Tak ada yang bisa dilakukan Mamak, kecuali masuk ke kamar dan menangis, menyesali diri, karena tak mampu mencegah kepergian sulungnya untuk yang kedua kali masuk ke lingkungan yang membahayakan aqidahnya.

***

1977

Apa yang ditakutkan Mamak terjadi. Mba Lia datang dan mengabarkan sudah berpindah agama. Bagai dihantam godam Mamak mendengar berita ini. Tiga hari tiga malam Mamak menangisinya, sakit terasa hatinya, lebih sakit andainya ditikam belati atau disayat sembilu.

Darah dagingnya, anak yang dilahirkan, disusui, ditimang dan diasuhnya dengan segala pengorbanan dan rasa sakitnya, memilih jalan lain. Pupus harapannya mendapat doa anak sholihah, habis impiannya tuk bahagia bersama di surga seperti yang diangankannya.

Sebulan setelah seremoni perpindahan agama, mba Lia menikah dengan pria yang seagama dengannya. Mamak tak mengizinkan pernikahan itu di rumahnya, pun tak hadir ketika pernikahan itu, hanya Bapak, aku dan kakakku yang saat itu belum begitu faham masalah itu.

***

Ibu tetaplah ibu, yang begitu mudah memaafkan apapun kesalahan yang dilakukan anaknya. Mamak tetap memperlakukan mba Lia sebagai anak dan menerima suaminya sebagai menantu, tetapi itu secara fisik, tetapi luka hati itu tak juga mengering, bahkan sampai saat ini.

“Apa Mamak tidak ridho dengan kehendak Allah? Bukankah setiap takdir semua atas kehendak Allah, termasuk yang terjadi pada mba Lia?” hati hati sekali kutanya Mamak.

“Mamak berusaha ihklas dan ridho atas kehendak Allah, tapi sedih ini sulit sekali hilang dari hati, apalagi ketika Mamak ingat, mungkin tak lama lagi akan menghadap Allah, malu dan takut, apa yang akan mamak katakan? Mamak diberi amanah, tetapi tidak mampu menajganya.”

“Allah Maha Melihat, Maha Adil.
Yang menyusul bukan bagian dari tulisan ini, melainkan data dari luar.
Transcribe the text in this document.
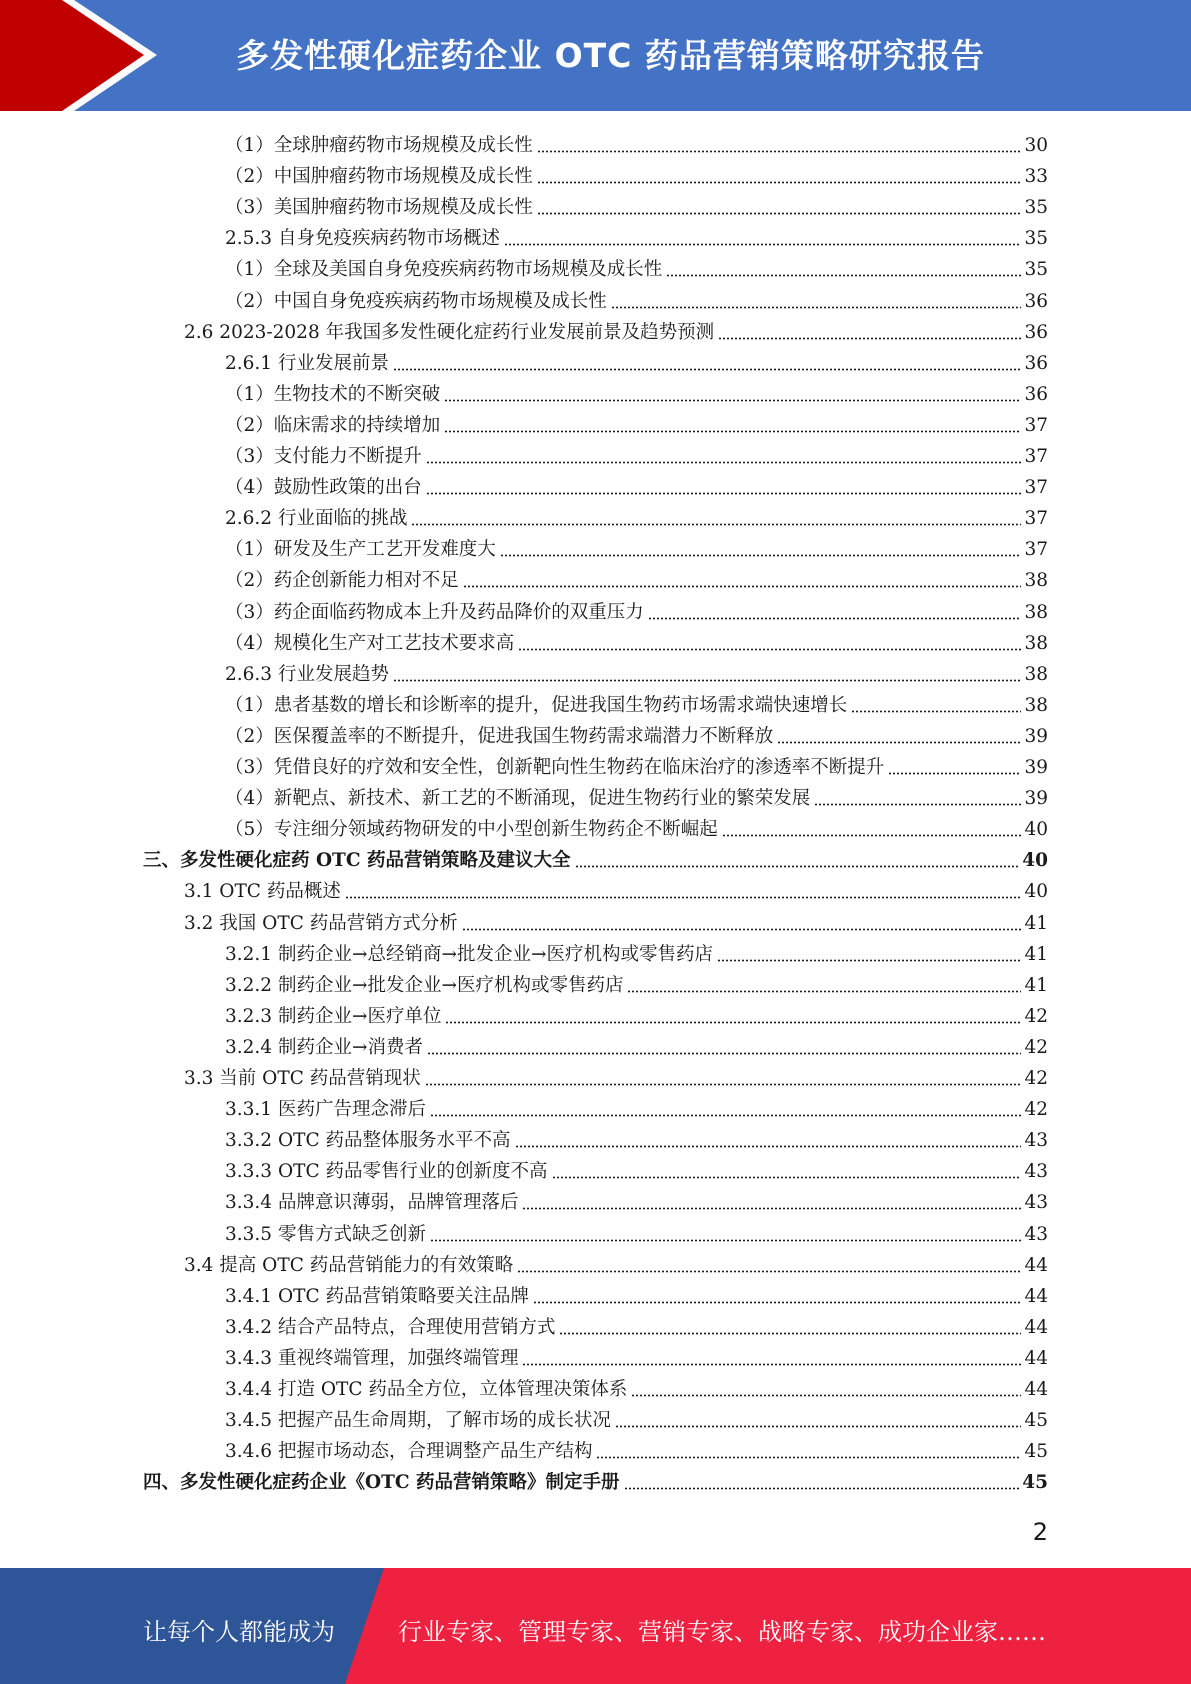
多发性硬化症药企业 OTC 药品营销策略研究报告
（1）全球肿瘤药物市场规模及成长性	30
（2）中国肿瘤药物市场规模及成长性	33
（3）美国肿瘤药物市场规模及成长性	35
2.5.3 自身免疫疾病药物市场概述	35
（1）全球及美国自身免疫疾病药物市场规模及成长性	35
（2）中国自身免疫疾病药物市场规模及成长性	36
2.6 2023-2028 年我国多发性硬化症药行业发展前景及趋势预测	36
2.6.1 行业发展前景	36
（1）生物技术的不断突破	36
（2）临床需求的持续增加	37
（3）支付能力不断提升	37
（4）鼓励性政策的出台	37
2.6.2 行业面临的挑战	37
（1）研发及生产工艺开发难度大	37
（2）药企创新能力相对不足	38
（3）药企面临药物成本上升及药品降价的双重压力	38
（4）规模化生产对工艺技术要求高	38
2.6.3 行业发展趋势	38
（1）患者基数的增长和诊断率的提升，促进我国生物药市场需求端快速增长	38
（2）医保覆盖率的不断提升，促进我国生物药需求端潜力不断释放	39
（3）凭借良好的疗效和安全性，创新靶向性生物药在临床治疗的渗透率不断提升	39
（4）新靶点、新技术、新工艺的不断涌现，促进生物药行业的繁荣发展	39
（5）专注细分领域药物研发的中小型创新生物药企不断崛起	40
三、多发性硬化症药 OTC 药品营销策略及建议大全	40
3.1 OTC 药品概述	40
3.2 我国 OTC 药品营销方式分析	41
3.2.1 制药企业→总经销商→批发企业→医疗机构或零售药店	41
3.2.2 制药企业→批发企业→医疗机构或零售药店	41
3.2.3 制药企业→医疗单位	42
3.2.4 制药企业→消费者	42
3.3 当前 OTC 药品营销现状	42
3.3.1 医药广告理念滞后	42
3.3.2 OTC 药品整体服务水平不高	43
3.3.3 OTC 药品零售行业的创新度不高	43
3.3.4 品牌意识薄弱，品牌管理落后	43
3.3.5 零售方式缺乏创新	43
3.4 提高 OTC 药品营销能力的有效策略	44
3.4.1 OTC 药品营销策略要关注品牌	44
3.4.2 结合产品特点，合理使用营销方式	44
3.4.3 重视终端管理，加强终端管理	44
3.4.4 打造 OTC 药品全方位，立体管理决策体系	44
3.4.5 把握产品生命周期，了解市场的成长状况	45
3.4.6 把握市场动态，合理调整产品生产结构	45
四、多发性硬化症药企业《OTC 药品营销策略》制定手册	45
2
让每个人都能成为	行业专家、管理专家、营销专家、战略专家、成功企业家……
Tentunya usaha Mamak untuk mencegah terjadinya hal itu juga dinilai sebagai bentuk tanggung jawab Mamak terhadap amanah itu.”hiburku.
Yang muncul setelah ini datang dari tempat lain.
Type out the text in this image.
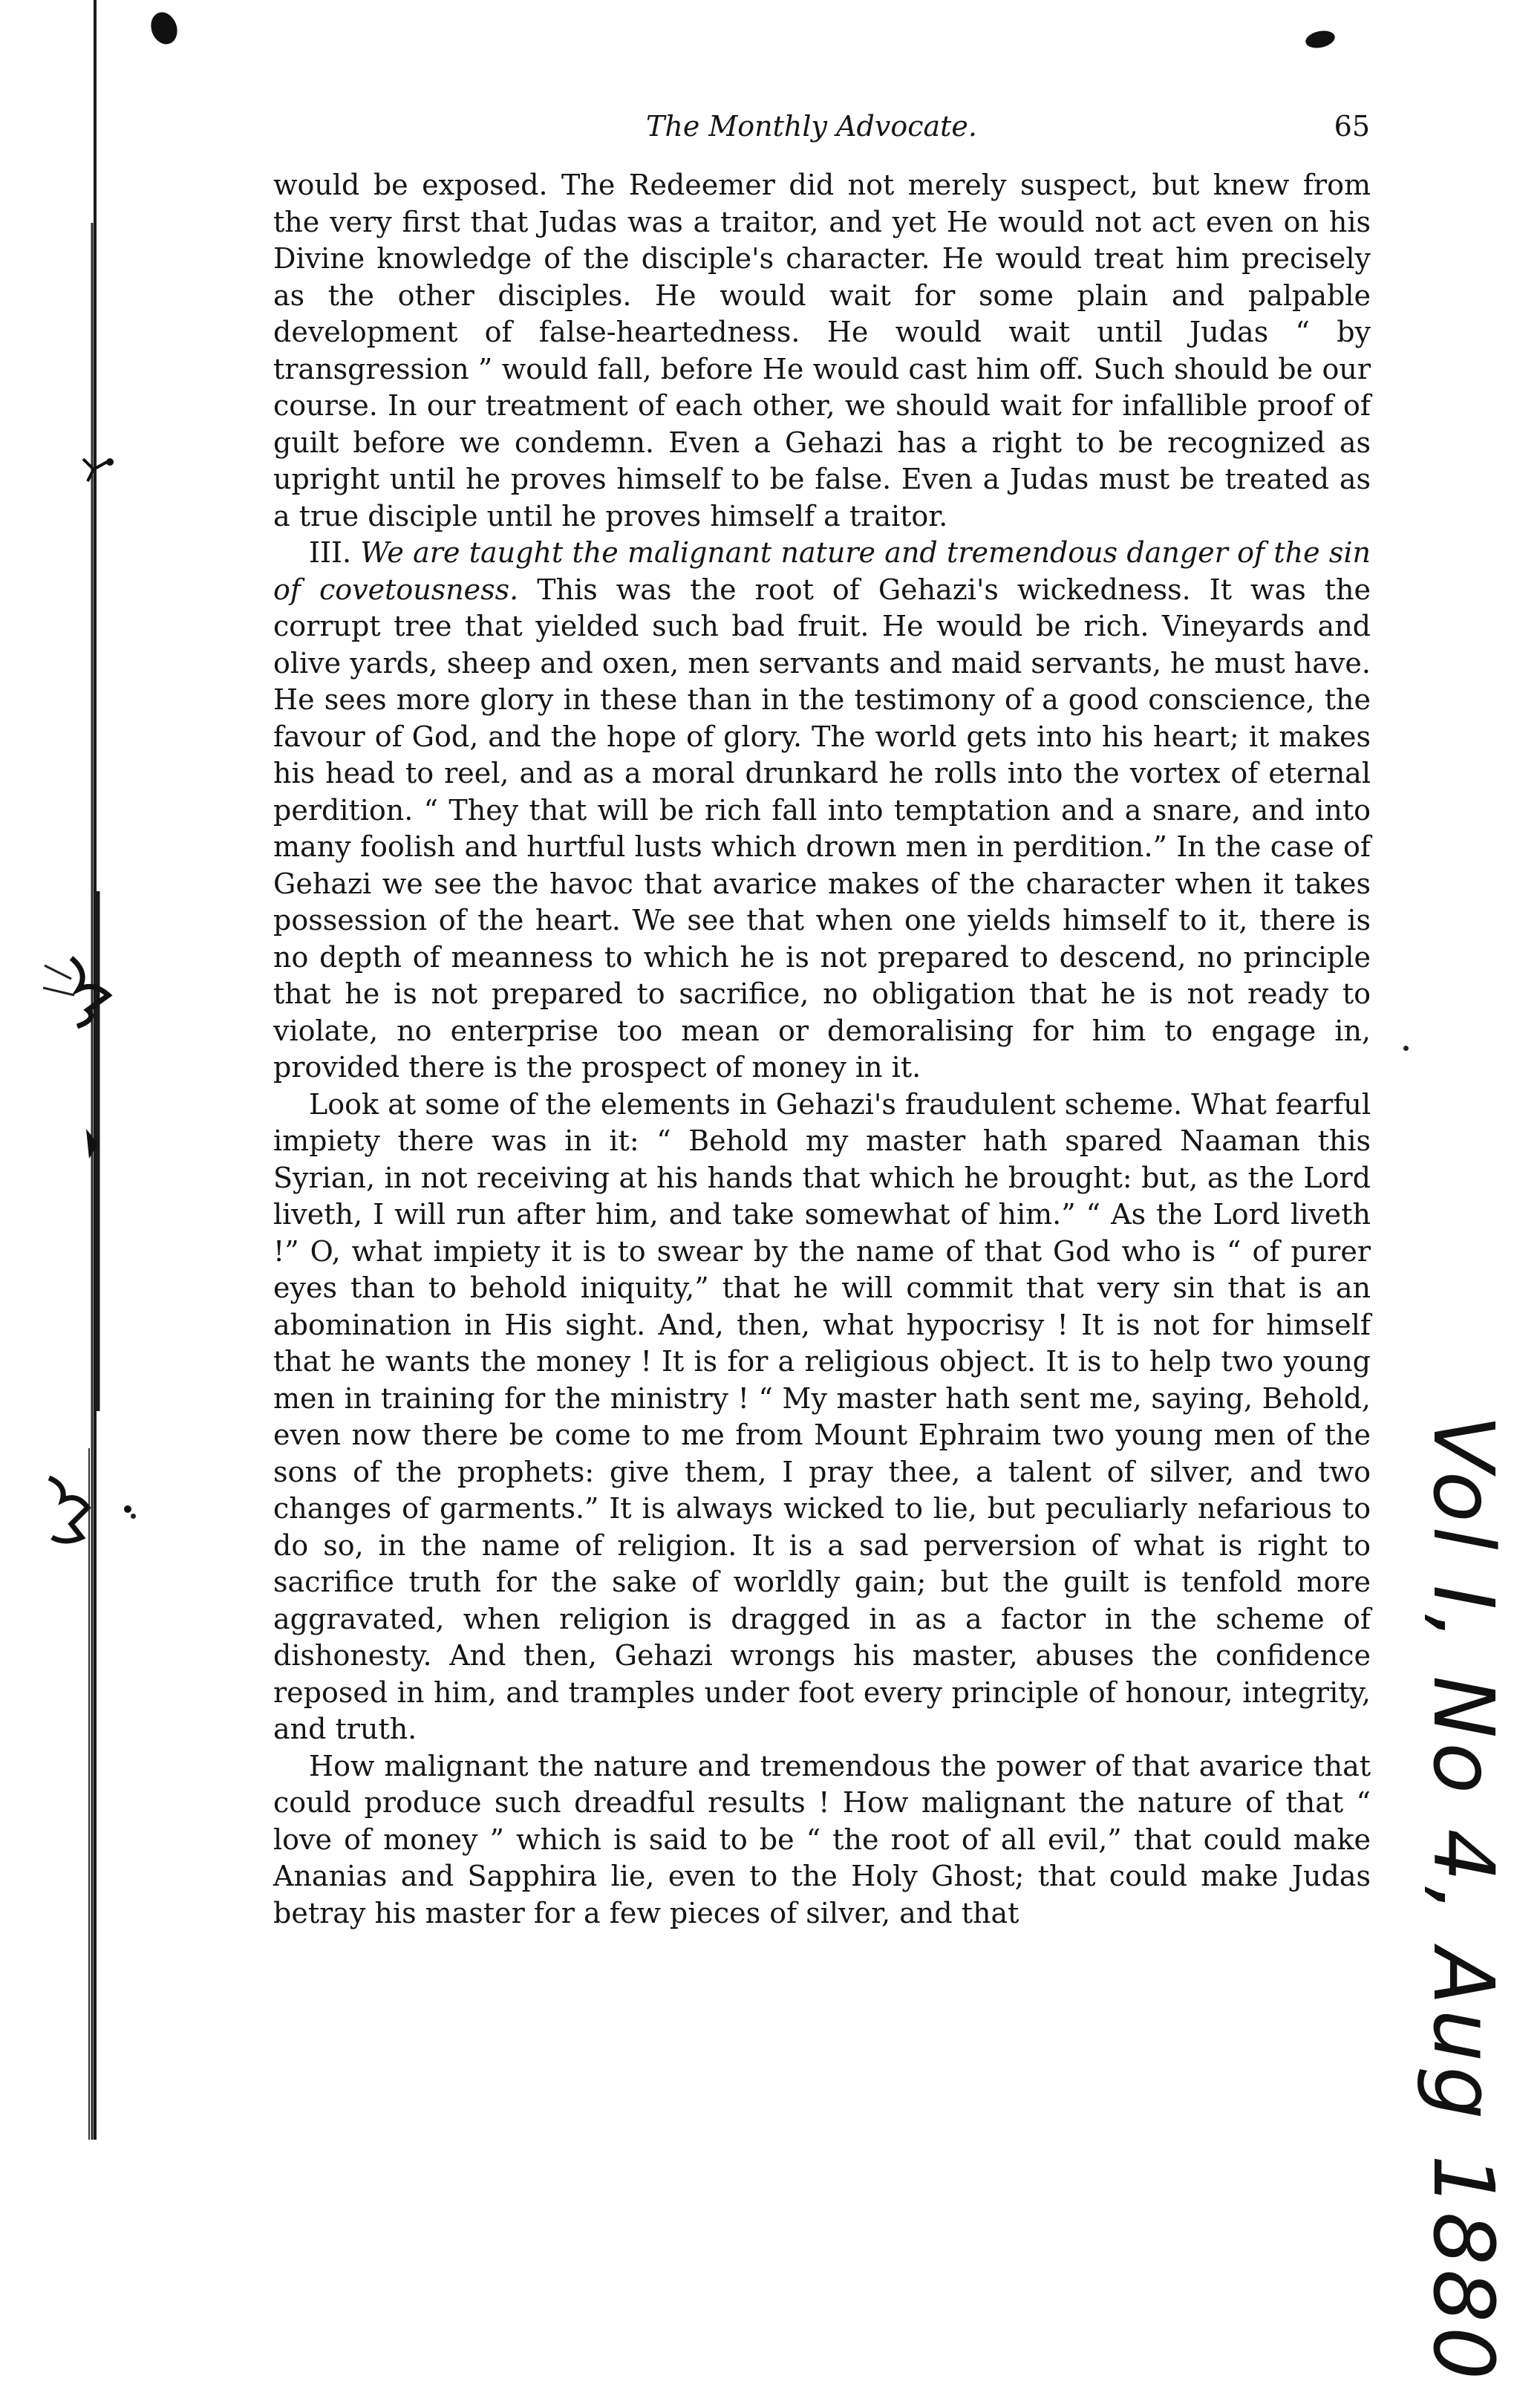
The Monthly Advocate.	65

would be exposed. The Redeemer did not merely suspect, but knew from the very first that Judas was a traitor, and yet He would not act even on his Divine knowledge of the disciple's character. He would treat him precisely as the other disciples. He would wait for some plain and palpable development of false-heartedness. He would wait until Judas “ by transgression ” would fall, before He would cast him off. Such should be our course. In our treatment of each other, we should wait for infallible proof of guilt before we condemn. Even a Gehazi has a right to be recognized as upright until he proves himself to be false. Even a Judas must be treated as a true disciple until he proves himself a traitor.

III. We are taught the malignant nature and tremendous danger of the sin of covetousness. This was the root of Gehazi's wickedness. It was the corrupt tree that yielded such bad fruit. He would be rich. Vineyards and olive yards, sheep and oxen, men servants and maid servants, he must have. He sees more glory in these than in the testimony of a good conscience, the favour of God, and the hope of glory. The world gets into his heart; it makes his head to reel, and as a moral drunkard he rolls into the vortex of eternal perdition. “ They that will be rich fall into temptation and a snare, and into many foolish and hurtful lusts which drown men in perdition.” In the case of Gehazi we see the havoc that avarice makes of the character when it takes possession of the heart. We see that when one yields himself to it, there is no depth of meanness to which he is not prepared to descend, no principle that he is not prepared to sacrifice, no obligation that he is not ready to violate, no enterprise too mean or demoralising for him to engage in, provided there is the prospect of money in it.

Look at some of the elements in Gehazi's fraudulent scheme. What fearful impiety there was in it: “ Behold my master hath spared Naaman this Syrian, in not receiving at his hands that which he brought: but, as the Lord liveth, I will run after him, and take somewhat of him.” “ As the Lord liveth !” O, what impiety it is to swear by the name of that God who is “ of purer eyes than to behold iniquity,” that he will commit that very sin that is an abomination in His sight. And, then, what hypocrisy ! It is not for himself that he wants the money ! It is for a religious object. It is to help two young men in training for the ministry ! “ My master hath sent me, saying, Behold, even now there be come to me from Mount Ephraim two young men of the sons of the prophets: give them, I pray thee, a talent of silver, and two changes of garments.” It is always wicked to lie, but peculiarly nefarious to do so, in the name of religion. It is a sad perversion of what is right to sacrifice truth for the sake of worldly gain; but the guilt is tenfold more aggravated, when religion is dragged in as a factor in the scheme of dishonesty. And then, Gehazi wrongs his master, abuses the confidence reposed in him, and tramples under foot every principle of honour, integrity, and truth.

How malignant the nature and tremendous the power of that avarice that could produce such dreadful results ! How malignant the nature of that “ love of money ” which is said to be “ the root of all evil,” that could make Ananias and Sapphira lie, even to the Holy Ghost; that could make Judas betray his master for a few pieces of silver, and that	Vol I, No 4, Aug 1880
“Mamak takut, usaha Mamak dinilai belum maksimal.”

“Mak, Eny ingin, di hari tua Mamak bisa hidup dengan tenang, menikmati ibadah, lebih dekat dengan Allah. Pasrahkan semua pada Allah yang Maha Pengampun, manfaatkan waktu yang ada untuk berdzikir sebanyak banyaknya, semoga sesalan Mamak menjadi sebab ampunanNya. Semua  manusia sudah ditentukan garis hidupnya, kita hanya mengikuti ketentuan itu sebagai ujian perjalanan hidup. Setiap diri bertanggung awab atas perbuatannya.”
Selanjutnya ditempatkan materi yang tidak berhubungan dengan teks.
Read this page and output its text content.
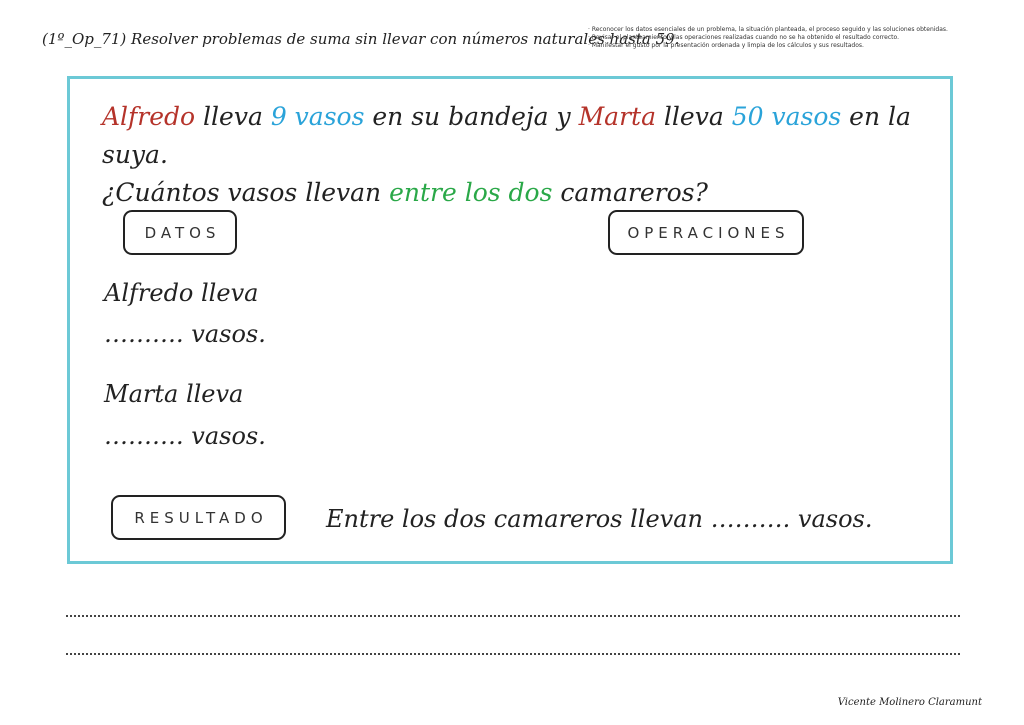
(1º_Op_71) Resolver problemas de suma sin llevar con números naturales hasta 59.
· Reconocer los datos esenciales de un problema, la situación planteada, el proceso seguido y las soluciones obtenidas.
· Revisar el planteamiento y las operaciones realizadas cuando no se ha obtenido el resultado correcto.
· Manifestar el gusto por la presentación ordenada y limpia de los cálculos y sus resultados.
Alfredo lleva 9 vasos en su bandeja y Marta lleva 50 vasos en la suya.
¿Cuántos vasos llevan entre los dos camareros?
DATOS	OPERACIONES
Alfredo lleva
………. vasos.
Marta lleva
………. vasos.
RESULTADO	Entre los dos camareros llevan ………. vasos.
Vicente Molinero Claramunt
Mamak memelukku erat, adem rasanya. Kuusap air matanya dengan ujung jariku, Mamak tersenyum, kucium pipinya. Dipeluknya lagi aku dalam dekapannya, giliranku menitikkan air mata haru, kulantunkan doa dengan suara lirih,” Yaa Rahman, sayangi Mamak dan bahagiakan beliau di hari tuanya, berikan khusnul khotimah dan keluasan surga untuknya.”